Plastic Fantastic
Edge|May 2017

Harmonix pairs up with Hasbro to reinvent the music game peripheral

Plastic Fantastic

The industry’s concerted attempts to revive plastic-peripheral-based music games in 2015 through Guitar Hero Live and Rock Band 4 were, in commercial terms at least, failures. The latter case, in particular, proved almost fatal for publisher Mad Catz, which shouldered the major manufacturing risks associated with the plastic instruments used for Harmonix’s game. The peripheral maker was forced to lay off almost 40 per cent of its staff following poor sales. For that reason, Hasbro’s partnership with the storied US music-game company on DropMix, which allows player to mash up songs using collectible cards played onto a chunky plastic mixing table, seems at once courageous and reckless.

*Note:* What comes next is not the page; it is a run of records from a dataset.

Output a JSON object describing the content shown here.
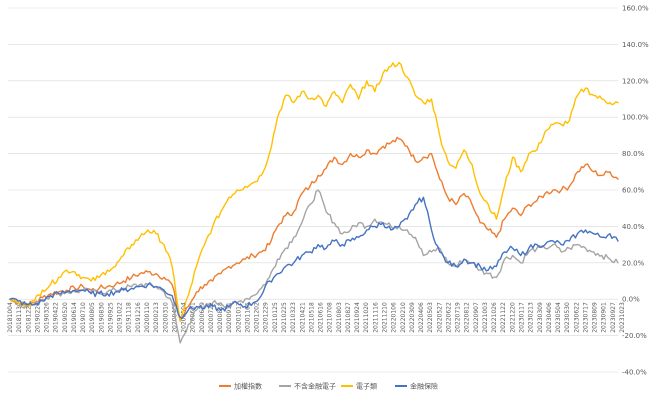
{
  "chart_data": {
    "type": "line",
    "title": "",
    "xlabel": "",
    "ylabel": "",
    "ylim": [
      -40,
      160
    ],
    "yticks": [
      "-40.0%",
      "-20.0%",
      "0.0%",
      "20.0%",
      "40.0%",
      "60.0%",
      "80.0%",
      "100.0%",
      "120.0%",
      "140.0%",
      "160.0%"
    ],
    "ytick_values": [
      -40,
      -20,
      0,
      20,
      40,
      60,
      80,
      100,
      120,
      140,
      160
    ],
    "grid": "horizontal",
    "legend_position": "bottom",
    "x": [
      "20181004",
      "20181030",
      "20181123",
      "20181219",
      "20190118",
      "20190212",
      "20190308",
      "20190402",
      "20190426",
      "20190522",
      "20190617",
      "20190711",
      "20190805",
      "20190829",
      "20190924",
      "20191018",
      "20191112",
      "20191206",
      "20200102",
      "20200131",
      "20200224",
      "20200319",
      "20200413",
      "20200507",
      "20200601",
      "20200625",
      "20200720",
      "20200813",
      "20200907",
      "20201001",
      "20201026",
      "20201119",
      "20201214",
      "20210108",
      "20210202",
      "20210226",
      "20210323",
      "20210416",
      "20210511",
      "20210604",
      "20210629",
      "20210722",
      "20210816",
      "20210909",
      "20211004",
      "20211028",
      "20211122",
      "20211216",
      "20220111",
      "20220208",
      "20220304",
      "20220328",
      "20220422",
      "20220518",
      "20220613",
      "20220707",
      "20220801",
      "20220825",
      "20220919",
      "20221013",
      "20221107",
      "20221201",
      "20221226",
      "20230119",
      "20230213",
      "20230309",
      "20230403",
      "20230427",
      "20230523",
      "20230616",
      "20230711",
      "20230804",
      "20230829",
      "20230922",
      "20231016",
      "20231030"
    ],
    "xtick_labels": [
      "20181004",
      "20181130",
      "20181227",
      "20190226",
      "20190326",
      "20190422",
      "20190520",
      "20190614",
      "20190710",
      "20190805",
      "20190830",
      "20190925",
      "20191022",
      "20191118",
      "20191216",
      "20200110",
      "20200213",
      "20200310",
      "20200406",
      "20200504",
      "20200601",
      "20200629",
      "20200722",
      "20200818",
      "20200911",
      "20201012",
      "20201105",
      "20201202",
      "20201229",
      "20210125",
      "20210225",
      "20210323",
      "20210421",
      "20210518",
      "20210616",
      "20210708",
      "20210803",
      "20210827",
      "20210924",
      "20211020",
      "20211116",
      "20211210",
      "20220106",
      "20220210",
      "20220309",
      "20220406",
      "20220503",
      "20220527",
      "20220622",
      "20220719",
      "20220812",
      "20220907",
      "20221003",
      "20221026",
      "20221122",
      "20221220",
      "20230117",
      "20230213",
      "20230309",
      "20230406",
      "20230504",
      "20230530",
      "20230622",
      "20230717",
      "20230809",
      "20230901",
      "20230927",
      "20231023"
    ],
    "series": [
      {
        "name": "加權指數",
        "color": "#ED7D31",
        "values": [
          0,
          -2,
          -3,
          -2,
          1,
          3,
          4,
          5,
          6,
          7,
          5,
          6,
          7,
          8,
          10,
          12,
          14,
          15,
          14,
          12,
          8,
          -12,
          -4,
          4,
          8,
          10,
          14,
          18,
          20,
          22,
          24,
          26,
          30,
          40,
          46,
          48,
          58,
          62,
          68,
          72,
          78,
          74,
          80,
          78,
          82,
          80,
          84,
          86,
          88,
          84,
          76,
          78,
          80,
          66,
          56,
          52,
          58,
          52,
          42,
          38,
          34,
          44,
          50,
          46,
          52,
          54,
          58,
          60,
          60,
          62,
          70,
          74,
          70,
          68,
          70,
          66
        ]
      },
      {
        "name": "不含金融電子",
        "color": "#A5A5A5",
        "values": [
          0,
          -2,
          -4,
          -3,
          0,
          2,
          3,
          4,
          4,
          5,
          4,
          4,
          4,
          5,
          6,
          7,
          8,
          8,
          7,
          4,
          -2,
          -24,
          -14,
          -6,
          -4,
          -2,
          -2,
          -4,
          -2,
          0,
          2,
          6,
          12,
          22,
          28,
          34,
          42,
          52,
          60,
          48,
          42,
          36,
          38,
          42,
          40,
          44,
          42,
          40,
          40,
          38,
          34,
          24,
          26,
          28,
          20,
          18,
          22,
          20,
          16,
          14,
          12,
          22,
          24,
          20,
          26,
          28,
          28,
          30,
          26,
          28,
          30,
          28,
          26,
          24,
          22,
          20
        ]
      },
      {
        "name": "電子類",
        "color": "#FFC000",
        "values": [
          0,
          -2,
          -3,
          -1,
          5,
          8,
          12,
          16,
          15,
          12,
          10,
          12,
          16,
          18,
          24,
          30,
          34,
          38,
          36,
          30,
          18,
          -12,
          2,
          18,
          30,
          40,
          48,
          56,
          60,
          62,
          64,
          68,
          80,
          100,
          112,
          108,
          114,
          110,
          112,
          106,
          114,
          108,
          118,
          110,
          120,
          114,
          124,
          128,
          130,
          122,
          112,
          108,
          110,
          90,
          76,
          72,
          82,
          74,
          58,
          52,
          44,
          62,
          78,
          70,
          80,
          82,
          92,
          96,
          96,
          98,
          112,
          116,
          112,
          110,
          108,
          108
        ]
      },
      {
        "name": "金融保險",
        "color": "#4472C4",
        "values": [
          0,
          -1,
          -3,
          -3,
          -1,
          2,
          3,
          4,
          5,
          5,
          3,
          3,
          3,
          4,
          5,
          6,
          7,
          8,
          7,
          5,
          2,
          -10,
          -6,
          -4,
          -5,
          -4,
          -6,
          -4,
          -2,
          -4,
          -2,
          2,
          10,
          14,
          18,
          20,
          24,
          26,
          30,
          28,
          32,
          30,
          32,
          34,
          38,
          40,
          42,
          38,
          40,
          44,
          52,
          56,
          38,
          26,
          20,
          18,
          22,
          20,
          18,
          16,
          18,
          26,
          28,
          24,
          28,
          30,
          30,
          32,
          30,
          32,
          36,
          38,
          36,
          34,
          36,
          32
        ]
      }
    ]
  }
}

The starter pack, which will retail for a plucky $99.99, contains the two-foot long board (which, at one end, contains a slot into which you place your phone or tablet), a free download of the game app and a selection of 60 collectible cards. Each card corresponds to a different hit song, split across four genres: pop, rock, electronic and hip-hop. Place a card, and an isolated channel of music from the original track begins to play, depending on whereabouts on the board it’s played. A Tribe Called Quest card laid onto the blue card slot, for example, will produce the song’s isolated drum track. Place the card on the yellow slot, by contrast, and you’ll hear just the vocal line.